By Ott Ummelas
A former high-ranking Estonian defense official has been jailed for 12 1/2 years for treason after he passed on secrets to Russian intelligence, in the Baltic state’s first spying case since independence in 1991.
Herman Simm, 61, admitted his guilt and was sentenced by the Harju County Court, prosecutors said today. It also ordered him to pay 20.2 million krooni ($1.7 million) in damages to the Defense Ministry and return 1.3 million krooni of “criminal revenue,” the Public Prosecutor’s Office said. Ove Ladva, Simm’s Lawyer, didn’t reply to calls seeking comment.
Simm, head of the ministry’s department for protection of state secrets from 2000 to 2006, was arrested in September after spying since 1995, prosecutors said in e-mailed statements today. His two contacts, Valeri Zentsov and Sergei Yakovlev, were officers in Russia’s SVR foreign intelligence service. Yakovlev, who worked under a false Portuguese identity, is internationally wanted, the prosecutors said.
Estonia, a former Soviet republic which regained independence in August 1991, joined the North Atlantic Treaty Organization and the European Union in 2004 together with its Baltic neighbors, Latvia and Lithuania, a move strongly opposed by Russia.

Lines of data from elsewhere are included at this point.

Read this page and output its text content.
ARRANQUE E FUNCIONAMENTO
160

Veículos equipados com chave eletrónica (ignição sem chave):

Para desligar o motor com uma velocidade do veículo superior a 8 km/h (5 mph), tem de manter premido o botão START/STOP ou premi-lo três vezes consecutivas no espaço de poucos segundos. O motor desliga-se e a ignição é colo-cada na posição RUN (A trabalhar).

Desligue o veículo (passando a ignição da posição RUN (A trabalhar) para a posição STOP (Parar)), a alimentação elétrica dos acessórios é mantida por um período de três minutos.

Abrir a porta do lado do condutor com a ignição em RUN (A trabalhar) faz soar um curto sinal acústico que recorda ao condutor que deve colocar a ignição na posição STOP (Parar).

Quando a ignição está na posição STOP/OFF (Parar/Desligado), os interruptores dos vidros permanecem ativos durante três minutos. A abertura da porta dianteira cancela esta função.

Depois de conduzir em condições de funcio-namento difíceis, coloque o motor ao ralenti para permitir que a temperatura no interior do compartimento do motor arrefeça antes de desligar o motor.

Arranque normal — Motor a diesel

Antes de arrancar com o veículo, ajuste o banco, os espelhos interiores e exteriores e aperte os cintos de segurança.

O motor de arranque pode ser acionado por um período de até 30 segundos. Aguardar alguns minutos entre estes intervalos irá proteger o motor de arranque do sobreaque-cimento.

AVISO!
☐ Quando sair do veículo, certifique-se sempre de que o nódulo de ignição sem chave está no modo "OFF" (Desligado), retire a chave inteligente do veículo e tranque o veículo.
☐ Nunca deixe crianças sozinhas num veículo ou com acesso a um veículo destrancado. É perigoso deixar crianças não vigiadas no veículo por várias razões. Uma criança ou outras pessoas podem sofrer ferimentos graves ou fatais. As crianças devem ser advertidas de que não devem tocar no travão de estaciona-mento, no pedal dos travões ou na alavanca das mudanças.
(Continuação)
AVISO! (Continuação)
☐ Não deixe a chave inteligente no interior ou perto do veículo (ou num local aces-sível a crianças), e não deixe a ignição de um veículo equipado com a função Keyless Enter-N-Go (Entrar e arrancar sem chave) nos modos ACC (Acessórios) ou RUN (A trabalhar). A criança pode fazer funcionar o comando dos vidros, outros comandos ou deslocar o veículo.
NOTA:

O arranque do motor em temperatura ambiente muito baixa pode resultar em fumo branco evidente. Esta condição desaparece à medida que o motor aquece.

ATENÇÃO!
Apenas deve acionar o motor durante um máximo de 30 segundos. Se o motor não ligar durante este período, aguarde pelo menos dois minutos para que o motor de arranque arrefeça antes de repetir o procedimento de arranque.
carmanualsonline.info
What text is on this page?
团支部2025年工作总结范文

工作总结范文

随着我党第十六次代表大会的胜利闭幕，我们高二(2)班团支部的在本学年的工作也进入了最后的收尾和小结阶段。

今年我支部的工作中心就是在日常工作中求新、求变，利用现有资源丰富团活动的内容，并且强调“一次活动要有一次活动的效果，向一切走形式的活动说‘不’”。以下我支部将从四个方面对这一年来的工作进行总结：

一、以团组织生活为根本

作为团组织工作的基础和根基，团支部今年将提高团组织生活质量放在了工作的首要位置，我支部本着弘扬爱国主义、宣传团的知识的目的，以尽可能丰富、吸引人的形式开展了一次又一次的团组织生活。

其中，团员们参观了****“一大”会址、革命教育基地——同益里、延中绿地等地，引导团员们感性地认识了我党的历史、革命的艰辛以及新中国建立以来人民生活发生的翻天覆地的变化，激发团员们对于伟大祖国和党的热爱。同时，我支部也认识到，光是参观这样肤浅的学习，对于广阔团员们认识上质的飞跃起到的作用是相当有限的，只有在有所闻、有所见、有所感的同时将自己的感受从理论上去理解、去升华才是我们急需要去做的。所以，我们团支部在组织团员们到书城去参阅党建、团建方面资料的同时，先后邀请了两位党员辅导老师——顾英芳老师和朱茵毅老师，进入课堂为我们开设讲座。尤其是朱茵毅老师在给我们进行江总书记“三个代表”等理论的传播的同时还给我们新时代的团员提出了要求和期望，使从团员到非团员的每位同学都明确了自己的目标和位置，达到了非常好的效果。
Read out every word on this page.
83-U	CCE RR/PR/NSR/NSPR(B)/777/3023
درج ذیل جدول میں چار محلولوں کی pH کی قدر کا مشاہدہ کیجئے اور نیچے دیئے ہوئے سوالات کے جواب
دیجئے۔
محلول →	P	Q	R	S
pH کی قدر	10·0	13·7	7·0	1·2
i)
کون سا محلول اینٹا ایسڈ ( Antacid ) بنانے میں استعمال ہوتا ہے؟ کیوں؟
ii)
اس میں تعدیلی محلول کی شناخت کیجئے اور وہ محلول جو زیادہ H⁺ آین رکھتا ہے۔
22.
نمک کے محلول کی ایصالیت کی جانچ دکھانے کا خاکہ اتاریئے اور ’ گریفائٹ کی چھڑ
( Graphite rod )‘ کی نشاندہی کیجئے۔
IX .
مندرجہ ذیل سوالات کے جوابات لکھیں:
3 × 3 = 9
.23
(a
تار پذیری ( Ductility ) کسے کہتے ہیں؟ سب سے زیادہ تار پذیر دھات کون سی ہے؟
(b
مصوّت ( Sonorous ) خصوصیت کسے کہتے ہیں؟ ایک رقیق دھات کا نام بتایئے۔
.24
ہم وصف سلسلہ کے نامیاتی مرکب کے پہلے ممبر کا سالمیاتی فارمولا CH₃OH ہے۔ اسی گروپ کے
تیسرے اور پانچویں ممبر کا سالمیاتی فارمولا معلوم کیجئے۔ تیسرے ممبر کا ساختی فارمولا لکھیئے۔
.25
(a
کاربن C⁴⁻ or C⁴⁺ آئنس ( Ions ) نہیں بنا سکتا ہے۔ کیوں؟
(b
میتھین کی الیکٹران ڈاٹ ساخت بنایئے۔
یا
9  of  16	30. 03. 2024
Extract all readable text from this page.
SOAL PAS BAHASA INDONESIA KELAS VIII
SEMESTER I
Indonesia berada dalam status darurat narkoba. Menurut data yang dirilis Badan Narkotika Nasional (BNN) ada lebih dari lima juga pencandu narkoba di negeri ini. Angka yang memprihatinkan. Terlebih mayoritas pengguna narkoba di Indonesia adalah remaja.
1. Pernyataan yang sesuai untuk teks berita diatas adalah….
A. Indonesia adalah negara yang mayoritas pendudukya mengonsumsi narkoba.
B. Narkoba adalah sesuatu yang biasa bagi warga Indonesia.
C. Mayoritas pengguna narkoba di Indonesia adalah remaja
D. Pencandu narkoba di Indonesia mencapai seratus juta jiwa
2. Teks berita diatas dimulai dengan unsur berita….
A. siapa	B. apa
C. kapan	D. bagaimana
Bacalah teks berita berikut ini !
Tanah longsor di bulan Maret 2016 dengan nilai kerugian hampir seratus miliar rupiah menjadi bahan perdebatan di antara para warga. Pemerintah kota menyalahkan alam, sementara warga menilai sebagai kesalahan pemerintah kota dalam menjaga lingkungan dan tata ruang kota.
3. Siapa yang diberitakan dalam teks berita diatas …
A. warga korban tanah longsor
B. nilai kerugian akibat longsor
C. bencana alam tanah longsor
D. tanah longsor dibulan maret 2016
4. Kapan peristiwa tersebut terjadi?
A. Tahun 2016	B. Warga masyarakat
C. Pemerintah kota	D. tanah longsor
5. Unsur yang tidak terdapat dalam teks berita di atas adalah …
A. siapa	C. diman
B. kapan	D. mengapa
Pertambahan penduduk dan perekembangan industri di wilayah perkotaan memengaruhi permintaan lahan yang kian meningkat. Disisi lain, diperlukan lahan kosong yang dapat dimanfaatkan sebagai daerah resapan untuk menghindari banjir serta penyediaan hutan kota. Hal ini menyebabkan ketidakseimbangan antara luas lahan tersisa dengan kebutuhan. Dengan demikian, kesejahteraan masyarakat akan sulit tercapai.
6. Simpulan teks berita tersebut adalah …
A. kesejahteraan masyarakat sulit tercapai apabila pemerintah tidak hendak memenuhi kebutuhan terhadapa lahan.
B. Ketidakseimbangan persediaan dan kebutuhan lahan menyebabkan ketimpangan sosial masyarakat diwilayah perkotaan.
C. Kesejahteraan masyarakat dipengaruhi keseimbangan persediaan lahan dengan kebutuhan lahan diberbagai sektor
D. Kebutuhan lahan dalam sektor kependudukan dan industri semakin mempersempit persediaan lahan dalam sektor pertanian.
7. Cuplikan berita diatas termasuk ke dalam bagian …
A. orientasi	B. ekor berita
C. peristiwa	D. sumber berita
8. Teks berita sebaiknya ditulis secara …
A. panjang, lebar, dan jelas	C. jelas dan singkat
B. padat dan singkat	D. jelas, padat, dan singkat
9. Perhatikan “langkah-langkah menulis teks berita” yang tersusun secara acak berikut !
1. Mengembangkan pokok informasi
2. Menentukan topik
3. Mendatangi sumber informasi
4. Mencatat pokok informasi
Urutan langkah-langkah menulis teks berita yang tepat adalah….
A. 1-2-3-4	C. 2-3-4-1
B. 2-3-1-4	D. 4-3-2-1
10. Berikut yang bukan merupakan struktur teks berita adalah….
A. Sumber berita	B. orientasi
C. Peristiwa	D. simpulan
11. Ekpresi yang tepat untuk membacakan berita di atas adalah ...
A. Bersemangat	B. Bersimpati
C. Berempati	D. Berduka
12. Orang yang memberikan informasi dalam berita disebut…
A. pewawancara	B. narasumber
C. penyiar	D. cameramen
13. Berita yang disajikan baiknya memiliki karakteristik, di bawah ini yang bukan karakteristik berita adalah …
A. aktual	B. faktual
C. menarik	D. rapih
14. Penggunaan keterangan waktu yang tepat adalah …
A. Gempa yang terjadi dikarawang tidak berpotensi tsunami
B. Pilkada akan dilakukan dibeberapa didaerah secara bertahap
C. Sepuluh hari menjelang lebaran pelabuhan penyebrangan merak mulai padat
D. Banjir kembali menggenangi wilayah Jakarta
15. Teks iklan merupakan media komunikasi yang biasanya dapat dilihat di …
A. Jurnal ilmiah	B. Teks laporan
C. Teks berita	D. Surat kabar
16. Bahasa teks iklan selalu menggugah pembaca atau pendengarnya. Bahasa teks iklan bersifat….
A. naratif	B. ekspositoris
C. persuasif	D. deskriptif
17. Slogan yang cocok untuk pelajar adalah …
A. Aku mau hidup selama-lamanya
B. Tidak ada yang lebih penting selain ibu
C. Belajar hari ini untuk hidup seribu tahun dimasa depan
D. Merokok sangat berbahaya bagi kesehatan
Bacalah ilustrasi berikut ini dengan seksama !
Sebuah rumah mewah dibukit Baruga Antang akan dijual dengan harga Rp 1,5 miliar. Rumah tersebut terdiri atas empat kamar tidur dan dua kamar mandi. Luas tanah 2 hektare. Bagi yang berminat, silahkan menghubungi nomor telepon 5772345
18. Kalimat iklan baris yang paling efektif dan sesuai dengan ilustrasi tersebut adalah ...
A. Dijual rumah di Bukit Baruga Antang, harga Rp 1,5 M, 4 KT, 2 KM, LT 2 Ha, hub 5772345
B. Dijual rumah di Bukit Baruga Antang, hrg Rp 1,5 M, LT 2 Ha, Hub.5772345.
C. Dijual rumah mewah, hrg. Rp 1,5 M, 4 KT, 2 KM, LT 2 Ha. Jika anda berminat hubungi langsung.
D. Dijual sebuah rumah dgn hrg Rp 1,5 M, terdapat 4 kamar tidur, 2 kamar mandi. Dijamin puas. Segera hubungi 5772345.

Simm passed on 24 documents with different levels of confidentiality regarding Estonian state secrets and 362 documents containing classified information “on communication and information systems, data security, intelligence, counterintelligence and defence policy of foreign countries and international organizations,” the prosecutors said.
Simm may have passed secrets on the proposed U.S. missile shield and on defense against “cyber-attacks” to Russia, the Times of London reported on Nov. 17. Estonian Defense Minister Jaak Aavikoo dismissed the report as “speculative.”